Zweifellos produzieren die technokratischen Ordnungen, die überall in Europa installiert werden, die Gefahr, dass die gesellschaftlichen Verwerfungen zu einem neuen Rechtspopulismus führen. Dabei scheint mir die Gefahr einer Ausweitung der traditionellen Sphäre der Rechten geringer, als das rechtspopulistische Abdriften von Kräften, die traditionell der Linken angehören. Weil es keine organisierte politische Linke gibt, die auf die sozial begründeten Rebellionen zu reagieren versteht, könnten die Revolten in eine undifferenzierte Totalopposition umschlagen. Das gilt übrigens nicht nur für Italien, sondern für ganz Europa. Doch einmal mehr glaube ich, dass nur die sozialen Bewegungen die Möglichkeit haben, diese Gefahr abzuwehren. Sie besetzen denselben Platz, den auch der Rechtspopulismus für sich beansprucht. Deshalb sind die sozialen Bewegungen oft so ambivalent, in der Sphäre der Revolte findet sich alles. Die Aufgabe einer Linken, die zu neuem Leben erwachen will, besteht nicht darin, den klugen Lehrmeister zu spielen, sondern in die Bewegungen hineinzugehen, ihre unterschiedlichen Sprachen und Kulturen zu verstehen und nach Verbindungen zu suchen.
Sehen Sie im Moment Ansätze, dass sich verschieden Gruppierungen zu einer starken oppositionellen Kraft verbinden?

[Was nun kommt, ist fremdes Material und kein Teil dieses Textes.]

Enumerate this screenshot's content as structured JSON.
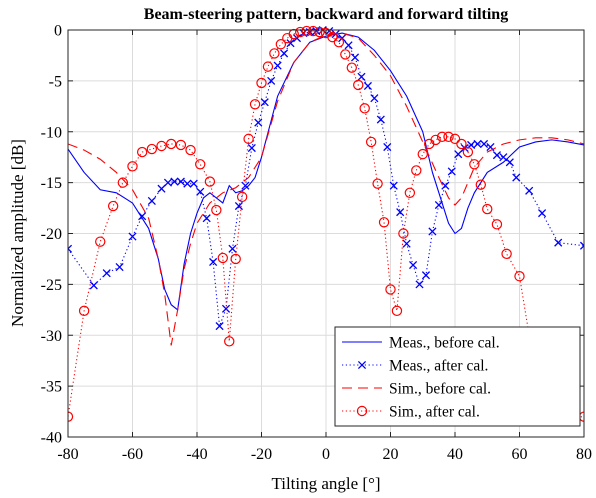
{
  "chart_data": {
    "type": "line",
    "title": "Beam-steering pattern, backward and forward tilting",
    "xlabel": "Tilting angle [°]",
    "ylabel": "Normalized amplitude [dB]",
    "xlim": [
      -80,
      80
    ],
    "ylim": [
      -40,
      0
    ],
    "xticks": [
      -80,
      -60,
      -40,
      -20,
      0,
      20,
      40,
      60,
      80
    ],
    "yticks": [
      0,
      -5,
      -10,
      -15,
      -20,
      -25,
      -30,
      -35,
      -40
    ],
    "grid": true,
    "legend_position": "bottom-right",
    "series": [
      {
        "name": "Meas., before cal.",
        "color": "#0000ff",
        "line": "solid",
        "marker": "none",
        "x": [
          -80,
          -75,
          -70,
          -65,
          -60,
          -55,
          -52,
          -50,
          -48,
          -46,
          -44,
          -42,
          -40,
          -38,
          -36,
          -34,
          -32,
          -30,
          -28,
          -26,
          -24,
          -22,
          -20,
          -15,
          -10,
          -5,
          0,
          5,
          10,
          15,
          20,
          25,
          30,
          33,
          36,
          38,
          40,
          42,
          44,
          46,
          50,
          55,
          60,
          65,
          70,
          75,
          80
        ],
        "y": [
          -11.7,
          -14,
          -15.7,
          -16,
          -17,
          -19.5,
          -22.5,
          -25.5,
          -27,
          -27.5,
          -23,
          -20,
          -18,
          -16.5,
          -16,
          -16.5,
          -17,
          -15.3,
          -16,
          -15.8,
          -15.3,
          -14.5,
          -12.5,
          -6.5,
          -3.2,
          -1.2,
          -0.6,
          -0.3,
          -0.7,
          -2,
          -4,
          -6.5,
          -10,
          -14,
          -17,
          -19,
          -20,
          -19.5,
          -17.5,
          -16,
          -14,
          -13,
          -11.5,
          -11,
          -10.8,
          -11,
          -11.3
        ]
      },
      {
        "name": "Meas., after cal.",
        "color": "#0000ff",
        "line": "dotted",
        "marker": "x",
        "x": [
          -80,
          -72,
          -68,
          -64,
          -60,
          -57,
          -54,
          -51,
          -49,
          -47,
          -45,
          -43,
          -41,
          -39,
          -37,
          -35,
          -33,
          -31,
          -29,
          -27,
          -25,
          -23,
          -21,
          -19,
          -17,
          -15,
          -13,
          -11,
          -9,
          -7,
          -5,
          -3,
          -1,
          1,
          3,
          5,
          7,
          9,
          11,
          13,
          15,
          17,
          19,
          21,
          23,
          25,
          27,
          29,
          31,
          33,
          35,
          37,
          39,
          41,
          43,
          45,
          47,
          49,
          51,
          53,
          55,
          57,
          59,
          63,
          67,
          72,
          80
        ],
        "y": [
          -21.5,
          -25.1,
          -23.9,
          -23.3,
          -20.3,
          -18.3,
          -16.8,
          -15.6,
          -15,
          -14.9,
          -14.9,
          -15.1,
          -15.1,
          -15.9,
          -18.5,
          -22.8,
          -29.1,
          -27.4,
          -21.5,
          -17.3,
          -15.3,
          -11.6,
          -9.1,
          -7.1,
          -5,
          -3.5,
          -2.3,
          -1.3,
          -0.8,
          -0.3,
          -0.2,
          -0.1,
          0,
          -0.1,
          -0.4,
          -0.8,
          -1.5,
          -2.7,
          -4.6,
          -5.5,
          -6.7,
          -8.8,
          -11.5,
          -15.3,
          -17.9,
          -21,
          -23.1,
          -25,
          -24.1,
          -19.8,
          -17.2,
          -15.3,
          -13.9,
          -12.2,
          -11.6,
          -11.3,
          -11.2,
          -11.2,
          -11.5,
          -12.3,
          -12.5,
          -13,
          -14.5,
          -15.8,
          -18,
          -20.9,
          -21.2
        ]
      },
      {
        "name": "Sim., before cal.",
        "color": "#ff0000",
        "line": "dashed",
        "marker": "none",
        "x": [
          -80,
          -75,
          -70,
          -65,
          -60,
          -55,
          -52,
          -50,
          -48,
          -46,
          -44,
          -42,
          -40,
          -36,
          -32,
          -28,
          -24,
          -20,
          -15,
          -10,
          -5,
          0,
          5,
          10,
          15,
          20,
          25,
          30,
          35,
          38,
          40,
          42,
          44,
          46,
          50,
          55,
          60,
          65,
          70,
          75,
          80
        ],
        "y": [
          -11.2,
          -11.8,
          -12.7,
          -14,
          -15.7,
          -18.5,
          -22.5,
          -26,
          -31,
          -27.5,
          -23.5,
          -21,
          -19,
          -17,
          -16,
          -15.5,
          -14.5,
          -12.5,
          -7,
          -3.2,
          -1.2,
          -0.5,
          -0.3,
          -0.8,
          -2.5,
          -4.5,
          -7.5,
          -11,
          -14.5,
          -16.5,
          -17.2,
          -16.5,
          -15,
          -13.5,
          -12,
          -11.2,
          -10.8,
          -10.6,
          -10.6,
          -10.8,
          -11.2
        ]
      },
      {
        "name": "Sim., after cal.",
        "color": "#ff0000",
        "line": "dotted",
        "marker": "o",
        "x": [
          -80,
          -75,
          -70,
          -66,
          -63,
          -60,
          -57,
          -54,
          -51,
          -48,
          -45,
          -42,
          -39,
          -36,
          -34,
          -32,
          -30,
          -28,
          -26,
          -24,
          -22,
          -20,
          -18,
          -16,
          -14,
          -12,
          -10,
          -8,
          -6,
          -4,
          -2,
          0,
          2,
          4,
          6,
          8,
          10,
          12,
          14,
          16,
          18,
          20,
          22,
          24,
          26,
          28,
          30,
          32,
          34,
          36,
          38,
          40,
          42,
          44,
          46,
          48,
          50,
          53,
          56,
          60,
          63,
          66,
          70,
          75,
          80
        ],
        "y": [
          -38,
          -27.6,
          -20.8,
          -17.3,
          -15,
          -13.4,
          -12,
          -11.7,
          -11.4,
          -11.2,
          -11.3,
          -11.8,
          -13.2,
          -14.9,
          -17.7,
          -22.4,
          -30.6,
          -22.5,
          -16.4,
          -10.7,
          -7.3,
          -5.2,
          -3.6,
          -2.3,
          -1.4,
          -0.8,
          -0.4,
          -0.2,
          -0.1,
          -0.1,
          -0.2,
          -0.3,
          -0.7,
          -1.2,
          -2.4,
          -3.7,
          -5.4,
          -7.7,
          -11,
          -15.1,
          -18.9,
          -25.5,
          -27.6,
          -20,
          -16,
          -13.8,
          -12.2,
          -11.2,
          -10.8,
          -10.5,
          -10.5,
          -10.7,
          -11.2,
          -12,
          -13.2,
          -15.2,
          -17.6,
          -19.1,
          -22,
          -24.2,
          -30,
          -38,
          -38.1,
          -38.1,
          -38
        ]
      }
    ]
  }
}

In Italien ist es der Metallgewerkschaft Fiom gelungen, mit der Schüler- und Studentenbewegung zu kooperieren. Das Bündnis stellt sich im Namen eines alternativen Produktions- und Demokratiemodells gegen den Versuch, den Konflikt aus den Fabriken zu verbannen und die Subjektivität der Arbeiter auszulöschen. Weitere Brücken zu bauen und die Autonomie des Konflikts zu verteidigen, scheint mir aktuell die größte Herausforderung.